The anonymous posts also touch on another increasingly sensitive issue inside LASD: the perception that some personnel are being politically isolated, discarded, or retaliated against depending on which administration is in power.
Names like Angela Walton, Michael White, and Yvonne O’Brien are referenced as examples of individuals allegedly caught inside the political machinery surrounding executive leadership battles and internal faction wars. According to the posts, some personnel believe these individuals became expendable under the current administration once they were no longer politically useful.
Perhaps most striking is the suggestion that even some former critics of Sheriff Alex Villanueva are now questioning whether the executives promoted under Sheriff Luna have become even more detached from the rank-and-file realities they once promised to fix.
That sentiment matters.
Because this is no longer simply about Luna versus Villanueva in the 2026 election. It is about whether deputies believe anyone at the top actually has control of the institution anymore.
The posts repeatedly return to the same underlying theme: trust.
Trust in discipline.
Trust in promotions.
Trust in accountability.
Trust in leadership consistency.
Trust that the rules apply equally to everyone.
And inside paramilitary organizations like LASD, once trust fractures, the consequences spread quickly.

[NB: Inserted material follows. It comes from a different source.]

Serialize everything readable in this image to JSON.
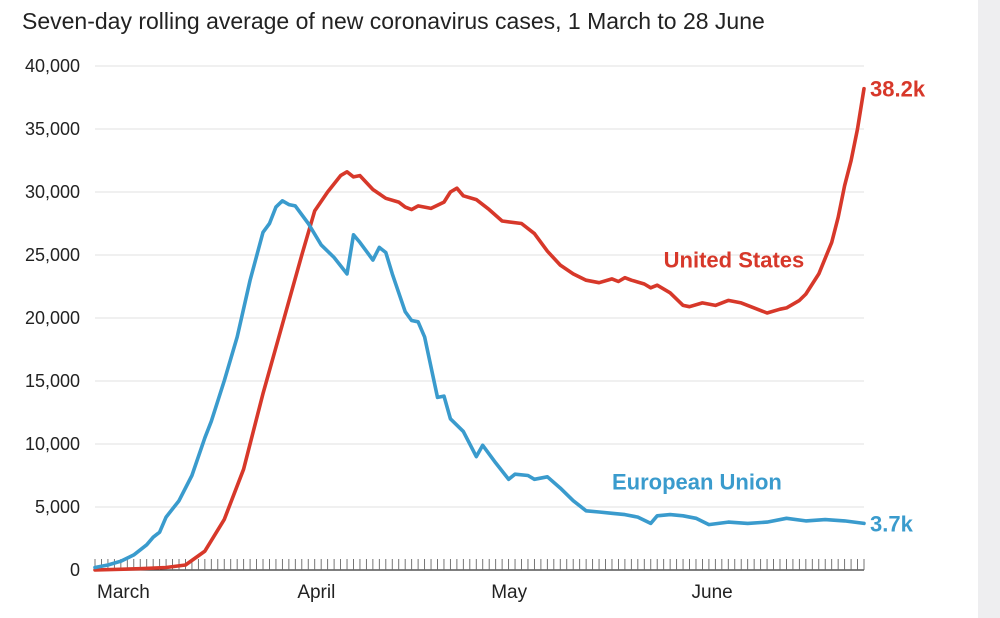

The anonymous commentary surrounding Paula Tokar reflects that dynamic perfectly. The posts describe allegations that Tokar openly berated subordinates and created what critics viewed as a culture of intimidation, while allegedly receiving protection from meaningful accountability. Whether fair or unfair, those perceptions become corrosive inside an agency already struggling with morale collapse.
The criticism directed at Myron Johnson is equally revealing. The posts portray him as politically adaptable, aligning with whichever administration benefits him most at the time, while questioning what tangible operational improvements his leadership has actually produced.

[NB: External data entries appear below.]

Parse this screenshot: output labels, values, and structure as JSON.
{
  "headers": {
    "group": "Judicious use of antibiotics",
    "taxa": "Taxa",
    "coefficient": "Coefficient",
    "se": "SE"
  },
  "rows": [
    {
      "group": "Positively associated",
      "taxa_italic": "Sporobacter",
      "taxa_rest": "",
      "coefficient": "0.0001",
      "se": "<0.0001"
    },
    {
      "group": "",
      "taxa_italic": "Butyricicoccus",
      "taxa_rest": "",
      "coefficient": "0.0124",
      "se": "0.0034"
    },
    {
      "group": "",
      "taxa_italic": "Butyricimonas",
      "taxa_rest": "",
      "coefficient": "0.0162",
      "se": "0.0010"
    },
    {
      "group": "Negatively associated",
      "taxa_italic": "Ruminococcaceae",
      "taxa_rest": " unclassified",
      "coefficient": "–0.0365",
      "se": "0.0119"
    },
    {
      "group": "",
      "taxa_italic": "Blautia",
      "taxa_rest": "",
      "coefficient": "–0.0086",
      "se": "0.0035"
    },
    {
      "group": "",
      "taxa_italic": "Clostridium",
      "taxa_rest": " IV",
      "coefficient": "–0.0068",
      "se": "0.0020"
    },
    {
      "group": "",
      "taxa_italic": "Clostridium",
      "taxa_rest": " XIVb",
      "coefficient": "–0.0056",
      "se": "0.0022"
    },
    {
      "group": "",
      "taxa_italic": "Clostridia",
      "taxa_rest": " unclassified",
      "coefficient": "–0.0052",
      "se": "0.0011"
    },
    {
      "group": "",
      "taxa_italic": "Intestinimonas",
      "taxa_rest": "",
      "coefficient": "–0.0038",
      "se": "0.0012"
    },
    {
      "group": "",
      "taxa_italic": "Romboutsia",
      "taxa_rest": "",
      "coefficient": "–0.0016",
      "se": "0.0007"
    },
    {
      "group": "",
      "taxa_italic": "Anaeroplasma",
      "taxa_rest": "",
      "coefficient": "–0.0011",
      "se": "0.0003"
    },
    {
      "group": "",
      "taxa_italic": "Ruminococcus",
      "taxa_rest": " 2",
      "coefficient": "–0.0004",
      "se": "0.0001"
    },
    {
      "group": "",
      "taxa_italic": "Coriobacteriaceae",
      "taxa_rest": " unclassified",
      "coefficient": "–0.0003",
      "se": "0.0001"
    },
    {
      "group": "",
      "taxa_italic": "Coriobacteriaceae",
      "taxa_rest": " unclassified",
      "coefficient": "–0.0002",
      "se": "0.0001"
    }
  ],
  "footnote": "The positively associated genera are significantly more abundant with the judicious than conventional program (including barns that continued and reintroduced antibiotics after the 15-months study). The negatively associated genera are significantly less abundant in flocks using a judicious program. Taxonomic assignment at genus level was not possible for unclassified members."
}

The language is brutal, sarcastic, and deeply personal at times. But beneath the insults is a much larger warning sign: personnel increasingly believe leadership positions are being shaped by internal politics rather than competence, credibility, or operational effectiveness.
And that perception is devastating inside a law enforcement agency.
The irony is that many of these anonymous criticisms mirror concerns current and former personnel have been anonymously revealing to The Current Report for years in an effort to expose the department’s deepening internal crisis.
LASD is now trapped between multiple collapsing fronts simultaneously:
a staffing crisis,
a morale crisis,
a credibility crisis,
a political crisis,
and a leadership crisis.
Meanwhile, public trust continues eroding as the Department remains under constant scrutiny from activists, civilian oversight commissions, federal investigators, county politicians, and internal whistleblowers.
Inside that environment, anonymous pages like “Oversight Optional” are not simply memes or angry venting anymore. They are becoming digital pressure valves for an increasingly frustrated workforce that feels it has lost faith in the institution’s internal mechanisms for accountability and reform.
That may be the most dangerous development of all.
Because when deputies stop believing leadership is operating honestly, fairly, or competently, they stop believing the institution itself can protect them.
And once that happens, fragmentation inside a department becomes almost impossible to stop.
The final line in the post may have been written anonymously, but it captures the sentiment many inside the Department quietly express behind the scenes every day:
“Defective leadership erodes trust faster than any policy ever could; and without trust, even the strongest organization will fracture.”
For LASD, the real question now is not whether that fracture has already begun, but how deep it runs – and whether it can still be repaired.